Which includes a fast and steady attack on my dick while he pegs me harder in the one spot it’s impossible to keep my composure.
“Fuck. That’s it, baby. You take me so good. Just a little more. C’mon, baby, let loose. Clench around me just like that. Fuck, you’re gonna make me come.”
Riley’s hands, his dick, his words, they’re all too much and everything at once. The perfect combination to send me spiraling over, crying into my own hand as I spill into his.
There’s a single, blissful, white out moment before I come down, where Riley’s mouth latches onto my neck and sucks a deep, purple bruise as his hips slam into my ass one final time, and his release pulses inside of me.
My limbs are too light to hold me up, but when I crash down, it’s into Riley’s arms. Sweaty and covered in cum, his mouth latches onto mine for a slow and coaxing kiss.
“Do you feel better?”
I sigh into his mouth and drop my head back on the mattress. “I’m still sad, but … the haze is gone.”

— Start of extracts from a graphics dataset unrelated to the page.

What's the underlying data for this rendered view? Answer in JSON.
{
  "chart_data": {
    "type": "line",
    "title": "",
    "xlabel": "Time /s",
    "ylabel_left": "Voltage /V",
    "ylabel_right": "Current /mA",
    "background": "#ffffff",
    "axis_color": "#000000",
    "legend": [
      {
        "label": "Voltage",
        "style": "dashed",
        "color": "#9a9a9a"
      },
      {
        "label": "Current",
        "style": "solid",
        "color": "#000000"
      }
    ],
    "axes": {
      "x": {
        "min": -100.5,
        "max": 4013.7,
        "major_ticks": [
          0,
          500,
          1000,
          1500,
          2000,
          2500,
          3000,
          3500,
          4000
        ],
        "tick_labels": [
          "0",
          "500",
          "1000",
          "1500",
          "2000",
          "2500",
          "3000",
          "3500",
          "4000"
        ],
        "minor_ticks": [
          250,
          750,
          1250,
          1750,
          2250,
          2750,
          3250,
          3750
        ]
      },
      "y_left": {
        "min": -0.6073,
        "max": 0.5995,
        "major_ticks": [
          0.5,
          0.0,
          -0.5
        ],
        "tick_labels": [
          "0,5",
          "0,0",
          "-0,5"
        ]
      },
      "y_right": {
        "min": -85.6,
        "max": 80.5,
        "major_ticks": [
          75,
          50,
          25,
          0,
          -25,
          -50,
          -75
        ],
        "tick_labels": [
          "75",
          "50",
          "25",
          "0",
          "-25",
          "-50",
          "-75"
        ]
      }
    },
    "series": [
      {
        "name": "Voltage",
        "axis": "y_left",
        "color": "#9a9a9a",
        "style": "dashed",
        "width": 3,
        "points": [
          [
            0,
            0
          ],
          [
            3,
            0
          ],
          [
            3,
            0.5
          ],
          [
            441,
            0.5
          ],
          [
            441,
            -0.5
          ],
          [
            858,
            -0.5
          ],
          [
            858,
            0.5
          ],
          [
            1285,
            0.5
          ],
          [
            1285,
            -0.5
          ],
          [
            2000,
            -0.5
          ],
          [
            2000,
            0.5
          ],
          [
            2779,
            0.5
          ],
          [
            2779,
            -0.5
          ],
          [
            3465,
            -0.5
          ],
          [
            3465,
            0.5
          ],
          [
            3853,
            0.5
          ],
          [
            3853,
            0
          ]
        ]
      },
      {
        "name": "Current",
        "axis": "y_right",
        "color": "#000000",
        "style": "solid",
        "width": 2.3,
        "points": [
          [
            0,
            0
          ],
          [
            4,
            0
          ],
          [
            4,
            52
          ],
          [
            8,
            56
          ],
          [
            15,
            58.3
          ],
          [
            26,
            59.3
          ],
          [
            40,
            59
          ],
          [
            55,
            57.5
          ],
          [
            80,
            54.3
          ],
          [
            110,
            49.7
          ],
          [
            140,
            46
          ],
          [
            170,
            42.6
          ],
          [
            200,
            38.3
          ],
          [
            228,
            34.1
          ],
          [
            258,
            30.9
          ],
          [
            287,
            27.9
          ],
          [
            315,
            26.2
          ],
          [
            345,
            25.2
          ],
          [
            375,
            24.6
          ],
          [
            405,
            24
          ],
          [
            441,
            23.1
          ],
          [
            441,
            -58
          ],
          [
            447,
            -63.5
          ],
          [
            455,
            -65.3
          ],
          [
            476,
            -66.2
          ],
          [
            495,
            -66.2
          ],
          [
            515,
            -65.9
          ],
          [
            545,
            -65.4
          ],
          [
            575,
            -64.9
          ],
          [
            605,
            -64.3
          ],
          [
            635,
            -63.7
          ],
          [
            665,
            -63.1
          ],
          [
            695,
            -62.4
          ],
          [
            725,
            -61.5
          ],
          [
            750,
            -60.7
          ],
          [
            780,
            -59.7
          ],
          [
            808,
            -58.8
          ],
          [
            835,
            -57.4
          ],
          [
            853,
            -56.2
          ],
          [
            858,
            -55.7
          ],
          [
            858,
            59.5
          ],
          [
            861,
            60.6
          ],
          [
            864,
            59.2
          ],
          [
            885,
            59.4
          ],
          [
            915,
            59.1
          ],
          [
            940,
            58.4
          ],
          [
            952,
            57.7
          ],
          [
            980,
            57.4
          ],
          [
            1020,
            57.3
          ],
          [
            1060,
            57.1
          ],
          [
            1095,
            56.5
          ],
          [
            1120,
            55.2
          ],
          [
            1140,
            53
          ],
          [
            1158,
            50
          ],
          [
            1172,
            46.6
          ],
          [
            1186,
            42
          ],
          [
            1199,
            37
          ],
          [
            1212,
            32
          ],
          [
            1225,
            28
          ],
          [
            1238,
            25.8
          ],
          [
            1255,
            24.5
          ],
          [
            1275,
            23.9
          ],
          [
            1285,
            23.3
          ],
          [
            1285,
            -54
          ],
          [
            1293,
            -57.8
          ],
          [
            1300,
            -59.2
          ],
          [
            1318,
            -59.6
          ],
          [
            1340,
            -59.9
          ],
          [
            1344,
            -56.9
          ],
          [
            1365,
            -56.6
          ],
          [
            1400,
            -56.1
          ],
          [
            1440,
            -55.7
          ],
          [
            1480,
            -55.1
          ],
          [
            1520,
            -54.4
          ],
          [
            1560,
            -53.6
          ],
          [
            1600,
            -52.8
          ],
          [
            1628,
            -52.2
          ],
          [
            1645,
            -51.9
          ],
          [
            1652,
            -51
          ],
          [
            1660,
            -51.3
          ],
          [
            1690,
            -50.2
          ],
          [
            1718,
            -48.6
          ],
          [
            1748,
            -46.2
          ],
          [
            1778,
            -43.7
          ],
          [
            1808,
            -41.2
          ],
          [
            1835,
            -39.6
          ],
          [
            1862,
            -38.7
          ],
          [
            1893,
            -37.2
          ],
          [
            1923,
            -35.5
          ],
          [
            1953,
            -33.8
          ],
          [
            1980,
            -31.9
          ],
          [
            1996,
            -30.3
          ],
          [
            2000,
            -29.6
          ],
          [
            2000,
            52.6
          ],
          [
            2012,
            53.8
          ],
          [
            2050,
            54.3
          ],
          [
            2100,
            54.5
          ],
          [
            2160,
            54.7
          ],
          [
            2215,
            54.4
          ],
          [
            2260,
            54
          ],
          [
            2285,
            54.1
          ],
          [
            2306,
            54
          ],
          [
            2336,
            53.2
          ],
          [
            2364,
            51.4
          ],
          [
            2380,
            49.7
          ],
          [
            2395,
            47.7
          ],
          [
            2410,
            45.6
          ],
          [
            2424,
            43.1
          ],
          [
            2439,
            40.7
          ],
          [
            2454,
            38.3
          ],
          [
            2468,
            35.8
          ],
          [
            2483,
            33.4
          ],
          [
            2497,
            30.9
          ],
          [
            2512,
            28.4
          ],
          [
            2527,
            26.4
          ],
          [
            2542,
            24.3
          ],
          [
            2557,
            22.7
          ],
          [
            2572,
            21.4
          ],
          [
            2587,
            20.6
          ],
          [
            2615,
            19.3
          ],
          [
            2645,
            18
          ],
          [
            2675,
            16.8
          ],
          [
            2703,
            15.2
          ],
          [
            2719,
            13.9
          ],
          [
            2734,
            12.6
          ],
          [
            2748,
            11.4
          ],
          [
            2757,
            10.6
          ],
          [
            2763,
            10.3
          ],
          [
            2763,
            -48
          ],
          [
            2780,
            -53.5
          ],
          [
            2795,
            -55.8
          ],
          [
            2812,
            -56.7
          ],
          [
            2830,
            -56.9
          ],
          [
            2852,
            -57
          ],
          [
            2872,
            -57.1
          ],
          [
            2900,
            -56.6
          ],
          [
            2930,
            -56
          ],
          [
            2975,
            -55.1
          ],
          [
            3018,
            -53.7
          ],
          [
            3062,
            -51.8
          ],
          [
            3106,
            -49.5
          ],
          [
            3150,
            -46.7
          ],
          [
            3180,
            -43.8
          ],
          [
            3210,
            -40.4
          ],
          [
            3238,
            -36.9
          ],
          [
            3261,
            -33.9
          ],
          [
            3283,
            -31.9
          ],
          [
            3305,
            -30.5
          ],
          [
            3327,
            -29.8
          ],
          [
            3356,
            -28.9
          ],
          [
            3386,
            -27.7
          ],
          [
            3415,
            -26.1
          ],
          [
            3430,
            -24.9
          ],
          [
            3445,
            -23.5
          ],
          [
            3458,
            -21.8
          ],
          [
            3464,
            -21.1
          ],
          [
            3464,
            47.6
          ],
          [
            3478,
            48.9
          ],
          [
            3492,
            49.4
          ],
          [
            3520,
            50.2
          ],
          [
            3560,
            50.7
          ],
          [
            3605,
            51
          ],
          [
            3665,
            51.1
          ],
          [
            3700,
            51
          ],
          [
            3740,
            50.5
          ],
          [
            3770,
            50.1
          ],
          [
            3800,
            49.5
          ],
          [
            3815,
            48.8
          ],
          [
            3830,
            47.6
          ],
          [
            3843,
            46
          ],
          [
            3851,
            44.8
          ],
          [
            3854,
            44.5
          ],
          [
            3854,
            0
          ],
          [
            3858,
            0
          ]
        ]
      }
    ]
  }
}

“Good.” He kisses my mouth again. “It feels like you haven’t been here all day, and you have to leave in the morning.”
Right. My last day with Riley before packing it up and heading back to Tennessee. Back to hockey.
“Are you coming back?” I ask.
He opens his mouth, closes it, and drops his forehead to mine. “I don’t know. I stepped away because I felt like we needed some breathing room, but now that I’m here … I realize how much I’ve missed this. Missed them. Parker still has a couple of years left before he goes off to college, and I want to know him. I want him to know me.”
“I’ll never stand in the way of what you want in life, Riley. If what you need is your family, be here with them. It’s not like I’m going anywhere you can’t find me.”
Riley rolls, cups my cheek in his hand and gives me the most loving smile that squeezes right around my heart.
“Thank you for being patient with me through all of this.”
“What am I going to do? Tell you to march downstairs and tell your parents we’re dating even though I see how much you struggle with it?”
He sighs, kisses me softly, and sighs again. “No. But you could decide it isn’t worth it. That we aren’t worth the secrecy.”
“Of course we’re worth the secrecy,” I say. “What you have to decide is when we’re worth the honesty.”
I don’t know how much waiting I have left in me, but I know I can’t take losing him again.
At least for now, I can give him a little more time.